Tomasz Pyra
Re: Mandat karny zaoczny - co to za cudo?
> to ja byłem kierującym pojazdem, zaznaczyłem że nie przyjmuję mandatu za
noto spotkacie sie w sondzie
M
Re: Mandat karny zaoczny - co to za cudo?
W dniu 2011-07-04 21:42, m0rszczuk pisze:
>> to ja byłem kierującym pojazdem, zaznaczyłem że nie przyjmuję mandatu za
>
> noto spotkacie sie w sondzie
No ale mandat jest za zupełnie inne wykroczenie.
Łączy je tylko to że ani jednego, ani drugiego nie popełniłem :)
Re: Mandat karny zaoczny - co to za cudo?
Użytkownik "Tomasz Pyra"
news:4e121948$0$2505$65785112@news.neostrada.pl...
>W dniu 2011-07-04 21:42, m0rszczuk pisze:
>>> to ja byłem kierującym pojazdem, zaznaczyłem że nie przyjmuję mandatu za
>>
>> noto spotkacie sie w sondzie
>
> No ale mandat jest za zupełnie inne wykroczenie.
> Łączy je tylko to że ani jednego, ani drugiego nie popełniłem :)
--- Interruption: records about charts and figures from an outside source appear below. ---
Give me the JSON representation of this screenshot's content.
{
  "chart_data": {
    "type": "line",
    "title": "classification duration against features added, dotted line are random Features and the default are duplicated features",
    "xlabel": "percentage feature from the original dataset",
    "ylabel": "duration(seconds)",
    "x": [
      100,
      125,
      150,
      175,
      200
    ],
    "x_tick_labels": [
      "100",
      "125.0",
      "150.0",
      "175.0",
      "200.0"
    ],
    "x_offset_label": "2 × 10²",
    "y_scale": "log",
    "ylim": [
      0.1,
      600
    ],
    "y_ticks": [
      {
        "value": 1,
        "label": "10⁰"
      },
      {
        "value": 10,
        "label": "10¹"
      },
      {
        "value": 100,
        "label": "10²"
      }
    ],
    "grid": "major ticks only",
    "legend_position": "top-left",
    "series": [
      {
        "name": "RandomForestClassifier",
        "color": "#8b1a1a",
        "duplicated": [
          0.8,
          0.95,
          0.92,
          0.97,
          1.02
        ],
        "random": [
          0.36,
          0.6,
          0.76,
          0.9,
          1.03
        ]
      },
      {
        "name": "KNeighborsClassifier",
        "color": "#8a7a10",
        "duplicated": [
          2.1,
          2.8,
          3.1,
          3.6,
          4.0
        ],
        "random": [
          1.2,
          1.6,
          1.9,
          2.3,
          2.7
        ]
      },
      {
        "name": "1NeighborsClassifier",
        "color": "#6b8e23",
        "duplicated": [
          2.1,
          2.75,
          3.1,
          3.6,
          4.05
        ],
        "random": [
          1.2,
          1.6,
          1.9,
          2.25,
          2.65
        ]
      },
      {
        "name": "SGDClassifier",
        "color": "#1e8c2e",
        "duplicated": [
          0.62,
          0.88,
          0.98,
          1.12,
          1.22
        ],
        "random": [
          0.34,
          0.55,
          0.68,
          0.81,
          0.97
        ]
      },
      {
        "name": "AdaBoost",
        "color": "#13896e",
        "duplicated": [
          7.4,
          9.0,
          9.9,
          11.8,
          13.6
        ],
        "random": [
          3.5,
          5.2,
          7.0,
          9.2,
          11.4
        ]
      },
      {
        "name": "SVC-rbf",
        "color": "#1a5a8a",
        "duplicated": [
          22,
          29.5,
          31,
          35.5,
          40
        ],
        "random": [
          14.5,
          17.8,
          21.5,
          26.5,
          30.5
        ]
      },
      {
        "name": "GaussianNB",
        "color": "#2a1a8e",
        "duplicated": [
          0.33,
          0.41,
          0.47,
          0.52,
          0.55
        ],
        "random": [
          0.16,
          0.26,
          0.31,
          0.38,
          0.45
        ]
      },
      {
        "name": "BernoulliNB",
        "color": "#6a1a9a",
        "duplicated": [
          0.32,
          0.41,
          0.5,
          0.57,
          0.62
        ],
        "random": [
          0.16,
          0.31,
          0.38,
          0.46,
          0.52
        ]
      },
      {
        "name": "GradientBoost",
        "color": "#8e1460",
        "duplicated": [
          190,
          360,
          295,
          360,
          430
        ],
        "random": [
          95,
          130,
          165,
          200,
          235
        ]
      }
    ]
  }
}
Nie dyskutuj z osławionym idiotą koliną!
Re: Mandat karny zaoczny - co to za cudo?
On 7/4/2011 2:28 PM, Tomasz Pyra wrote:
> Wystawiono mi mandat karny zaoczny za czyn którego nie popełniłem.
>
>
zaraz, momencik
za co jest ten mandat? Pisze wyraznie: za niewskazanie, kto kierował
pojazdem w okreslonym czasie zgodnie z art 78.4 POiRD
wiec wg mojego rozumowania jest tak, ze ty wysłałeś ale oni nie dostali
(lub nie przerobili) i w zwiazku z tym sprawe o przekroczenie predkosci
w zwiazku z niewykryciem sprawcy umorzyli, a właściciela pojazdu ukarali
za niewskazanie komu powierzył pojazd. To nie ma nic wspolnego z
przekroczeniem predkosci.
Po mojemu. dowód nadania, ze sie przyznałeś do przekroczenia do ręki,
toto do ręki i biegaj niech wyjaśniają. Po prostu mają burdel i ktoś coś
namieszał.
Re: Mandat karny zaoczny - co to za cudo?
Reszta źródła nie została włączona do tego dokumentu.